Submitted by Anne Landman on
The situation was about as bad as it could get for a zoo. On Christmas Day, Tatiana the tiger escaped from her enclosure in the San Francisco Zoo, mauled a 17 year old boy to death and severely injured two of his companions. Media coverage of the incident focused on deficiencies in construction of the cat's enclosure and the zoo's response to the accident, while the public recoiled in horror. It looked like the zoo's reputation had hit rock bottom. But when the going gets tough, the tough hire PR, and so the zoo hired Sam Singer, a $350 an hour Bay-area PR consultant who specializes in crisis control, to help spin the tiger mauling in a way that would minimize the damage to the zoo's reputation. Suddenly, new information started appearing in the media that seemingly defended the tiger: the young men who got mauled might have been drinking alcohol, might have had taunted the tiger, and might have been using marijuana.
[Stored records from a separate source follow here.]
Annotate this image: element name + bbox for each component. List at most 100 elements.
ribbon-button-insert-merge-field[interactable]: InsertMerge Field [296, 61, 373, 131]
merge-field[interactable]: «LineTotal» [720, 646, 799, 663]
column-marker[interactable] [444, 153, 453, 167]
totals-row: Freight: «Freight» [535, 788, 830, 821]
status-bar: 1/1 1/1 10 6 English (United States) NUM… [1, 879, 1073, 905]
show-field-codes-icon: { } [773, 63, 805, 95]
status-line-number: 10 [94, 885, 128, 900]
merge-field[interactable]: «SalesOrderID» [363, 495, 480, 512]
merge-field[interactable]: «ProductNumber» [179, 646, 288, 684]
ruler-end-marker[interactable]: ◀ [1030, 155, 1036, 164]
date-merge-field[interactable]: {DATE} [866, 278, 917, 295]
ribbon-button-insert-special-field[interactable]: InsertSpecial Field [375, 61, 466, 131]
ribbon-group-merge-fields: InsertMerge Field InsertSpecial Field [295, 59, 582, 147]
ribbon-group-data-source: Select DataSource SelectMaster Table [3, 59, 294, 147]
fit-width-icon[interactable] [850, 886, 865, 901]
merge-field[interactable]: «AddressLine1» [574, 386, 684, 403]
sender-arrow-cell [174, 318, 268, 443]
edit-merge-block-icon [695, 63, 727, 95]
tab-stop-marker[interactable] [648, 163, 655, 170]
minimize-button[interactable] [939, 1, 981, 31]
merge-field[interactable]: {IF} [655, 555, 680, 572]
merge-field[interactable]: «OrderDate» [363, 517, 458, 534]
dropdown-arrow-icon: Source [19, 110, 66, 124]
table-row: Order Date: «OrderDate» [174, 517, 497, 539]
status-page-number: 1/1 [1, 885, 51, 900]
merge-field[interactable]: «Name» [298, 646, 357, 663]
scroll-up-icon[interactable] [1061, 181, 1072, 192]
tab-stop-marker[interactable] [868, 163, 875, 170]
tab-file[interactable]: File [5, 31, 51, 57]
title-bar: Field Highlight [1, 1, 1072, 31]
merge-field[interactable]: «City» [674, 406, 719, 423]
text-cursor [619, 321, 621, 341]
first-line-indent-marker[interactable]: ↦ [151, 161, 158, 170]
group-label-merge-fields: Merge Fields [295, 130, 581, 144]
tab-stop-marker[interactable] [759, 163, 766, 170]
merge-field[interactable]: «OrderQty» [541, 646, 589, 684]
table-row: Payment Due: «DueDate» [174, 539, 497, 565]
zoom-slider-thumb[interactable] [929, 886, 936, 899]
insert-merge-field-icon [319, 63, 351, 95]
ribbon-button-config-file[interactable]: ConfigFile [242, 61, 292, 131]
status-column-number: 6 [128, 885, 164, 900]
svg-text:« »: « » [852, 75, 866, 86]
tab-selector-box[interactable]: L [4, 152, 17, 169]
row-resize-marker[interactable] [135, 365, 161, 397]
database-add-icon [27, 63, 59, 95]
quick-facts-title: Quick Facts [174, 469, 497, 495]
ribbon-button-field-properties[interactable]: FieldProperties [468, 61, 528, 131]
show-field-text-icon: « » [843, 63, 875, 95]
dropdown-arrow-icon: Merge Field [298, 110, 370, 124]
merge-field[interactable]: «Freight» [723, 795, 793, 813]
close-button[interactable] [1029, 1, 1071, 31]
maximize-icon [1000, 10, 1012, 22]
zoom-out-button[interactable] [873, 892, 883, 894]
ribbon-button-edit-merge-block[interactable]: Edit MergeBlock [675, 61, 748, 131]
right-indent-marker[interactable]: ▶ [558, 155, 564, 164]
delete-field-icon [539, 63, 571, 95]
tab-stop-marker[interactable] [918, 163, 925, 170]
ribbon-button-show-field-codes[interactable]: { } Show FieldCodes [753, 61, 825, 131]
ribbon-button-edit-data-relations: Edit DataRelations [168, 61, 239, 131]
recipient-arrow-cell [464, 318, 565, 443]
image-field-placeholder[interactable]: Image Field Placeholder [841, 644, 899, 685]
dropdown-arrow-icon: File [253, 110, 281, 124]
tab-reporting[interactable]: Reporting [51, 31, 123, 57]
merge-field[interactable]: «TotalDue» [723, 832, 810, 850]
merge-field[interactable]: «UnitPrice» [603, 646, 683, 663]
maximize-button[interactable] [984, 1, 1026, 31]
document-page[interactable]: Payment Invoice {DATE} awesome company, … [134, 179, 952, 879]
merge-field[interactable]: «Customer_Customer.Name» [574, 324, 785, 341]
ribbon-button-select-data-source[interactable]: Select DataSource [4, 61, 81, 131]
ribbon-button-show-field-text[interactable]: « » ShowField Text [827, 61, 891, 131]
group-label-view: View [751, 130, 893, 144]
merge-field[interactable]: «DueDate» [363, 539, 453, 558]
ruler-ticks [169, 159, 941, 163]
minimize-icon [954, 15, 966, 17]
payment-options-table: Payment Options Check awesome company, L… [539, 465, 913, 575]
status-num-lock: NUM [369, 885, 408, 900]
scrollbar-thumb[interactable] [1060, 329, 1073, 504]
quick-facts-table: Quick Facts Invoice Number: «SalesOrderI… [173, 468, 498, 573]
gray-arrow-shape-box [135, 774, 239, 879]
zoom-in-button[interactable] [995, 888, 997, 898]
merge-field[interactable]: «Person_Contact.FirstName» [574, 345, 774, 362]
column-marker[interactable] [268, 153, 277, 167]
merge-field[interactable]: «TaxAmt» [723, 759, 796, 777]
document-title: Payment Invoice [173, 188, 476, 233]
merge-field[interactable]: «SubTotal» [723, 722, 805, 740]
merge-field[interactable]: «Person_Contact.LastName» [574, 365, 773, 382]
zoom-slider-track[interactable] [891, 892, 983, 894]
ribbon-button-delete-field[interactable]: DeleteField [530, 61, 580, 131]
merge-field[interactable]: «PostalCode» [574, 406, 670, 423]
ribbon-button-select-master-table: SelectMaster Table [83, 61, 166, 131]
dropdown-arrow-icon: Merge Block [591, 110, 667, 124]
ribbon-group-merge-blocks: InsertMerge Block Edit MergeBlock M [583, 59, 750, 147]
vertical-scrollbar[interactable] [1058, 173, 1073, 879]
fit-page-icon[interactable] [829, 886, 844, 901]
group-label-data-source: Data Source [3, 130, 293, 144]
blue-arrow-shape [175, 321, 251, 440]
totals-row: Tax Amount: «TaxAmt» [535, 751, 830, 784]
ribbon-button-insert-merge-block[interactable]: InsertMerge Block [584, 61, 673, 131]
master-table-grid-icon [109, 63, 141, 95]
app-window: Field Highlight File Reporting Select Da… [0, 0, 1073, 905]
So maybe it wasn't so much the zoo's fault after all? What a difference a little PR makes.
Mutternich replied on Permalink
I seem to recall a quote from a very old court decision that held, "A drunken man has as much right to a safe street as a sober man, and greater need of one."
bass replied on Permalink
This may seem cold, but I have problems getting worked up over this. If the young men were, in fact, taunting the tiger, if they were, in fact, drunk, that, IMO, places some resposibility on them. I'm not saying it excuses the Zoo's insufficient enclosure in any way, just that people should have more sense than to taunt a wild animal for fun. It is an unfortunate event that left a person, who should have known better, and a wild animal, that was reacting instinctually, and wouldn't know better, dead. It's very sad.